Market expected to deliver 10-15% returns in CY19; valuations reasonable on a top-down basis but hide vast dispersion in multiples.
We expect around 10-15% returns from the Indian market in CY2019 on the back of (i) strong earnings growth, (ii) possible modest de-rating of overall market multiples on global slowdown concerns and a potential de-rating of ‘quality’ stocks and (iii) a broadly stable macro. However, we see potential risks from a global slowdown and China-US trade issues, oil prices and national elections. We favour a mix of ‘quality’ stocks in financials and IT services and ‘value’ stocks in other sectors.
Noisy first half but earnings revival would be the most important driver
We see earnings revival as the most important driver of the Indian equity market for CY2019 despite several global and domestic events in 1HCY19 which may create volatility. Steady earnings revival could face noise from India’s general elections in April-May, 2019, China-US trade negotiations and renewed brouhaha over Iran-US oil sanctions (as the 180-day exemption granted by the US expires in early May).
Expect 27% growth in net profits of the Nifty-50 Index in FY2020
We model net profits of the Nifty-50 Index to grow 27% and of the broader KIE coverage universe to grow 31% driven by (i) robust growth in net profits of certain banks on back of lower loan-loss provisions, (ii) strong growth in net profits of pharma companies driven by launch of US generics and specialty products and (iii) moderate growth across consumption sectors led by moderate GDP growth.

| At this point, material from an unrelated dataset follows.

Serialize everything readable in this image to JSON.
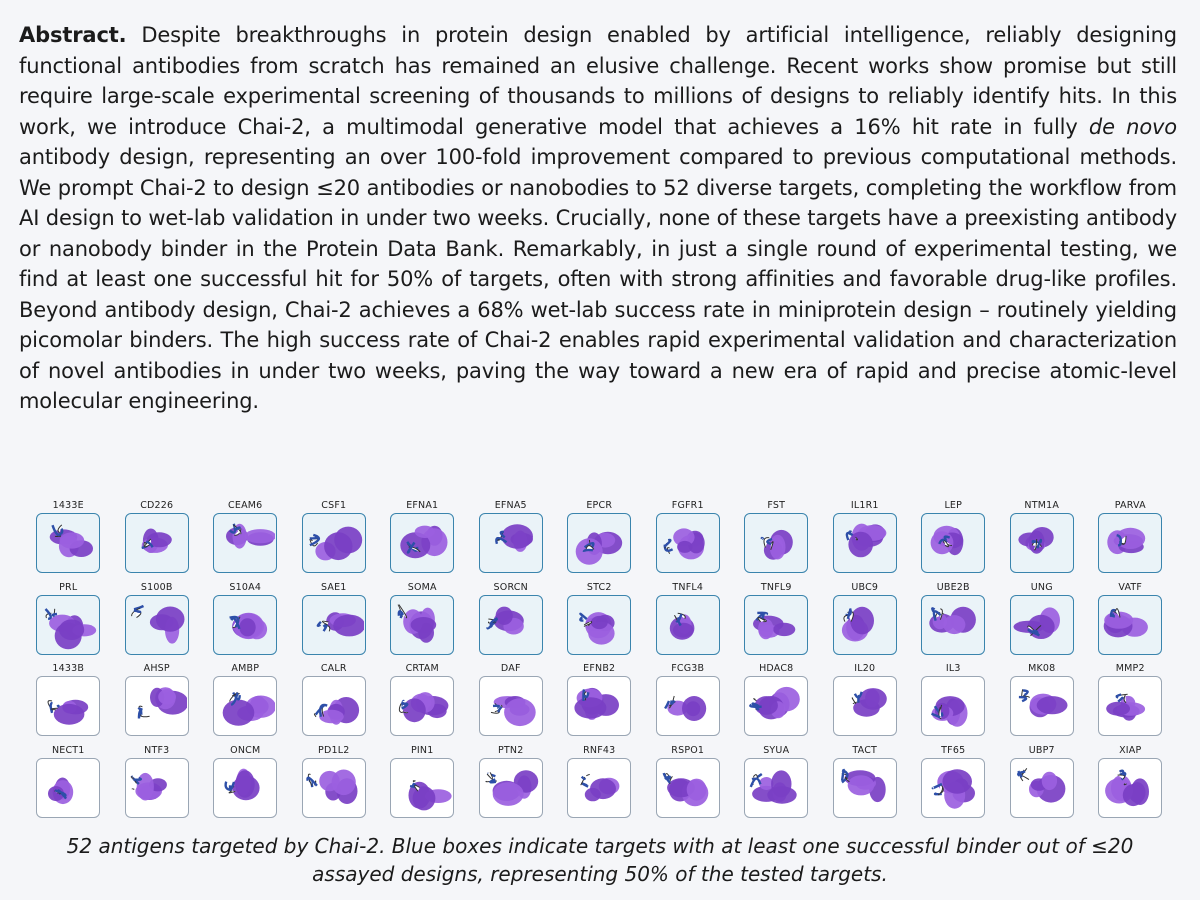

Supportive macroeconomic conditions in CY2019
We expect macroeconomic conditions to be supportive of the market in CY2019 with (i) low inflation (4.1% average CPI inflation for FY2020) and possible 50 bps rate cut in 1HCY19, (ii) mild depreciation in the INR with manageable CAD (2.6% of GDP for FY2020 at $72.5/bbl crude price) with possible downside risks and (iii) continued strong GDP growth at 7.2% for FY2020. We do note global risks stemming from tighter global monetary conditions, higher-than-expected crude oil prices and an escalation in China-US trade hostilities.
Valuations reasonable on top-down basis
Valuations for the broader market with Nifty-50 Index trading at 16X FY2020e ‘EPS’ may appear reasonable, especially when viewed against recent historical valuations (18-20X 12-month forward P/E) and bond yields (gap has closed with the recent sharp fall in 10-year bond yields). However, we would note that valuations of the ‘quality’ stocks are quite expensive while those of ‘value’ stocks are very inexpensive. Also, the reasonable multiples are based on our estimated 27% growth in the profits of the Nifty-50 Index in FY2020.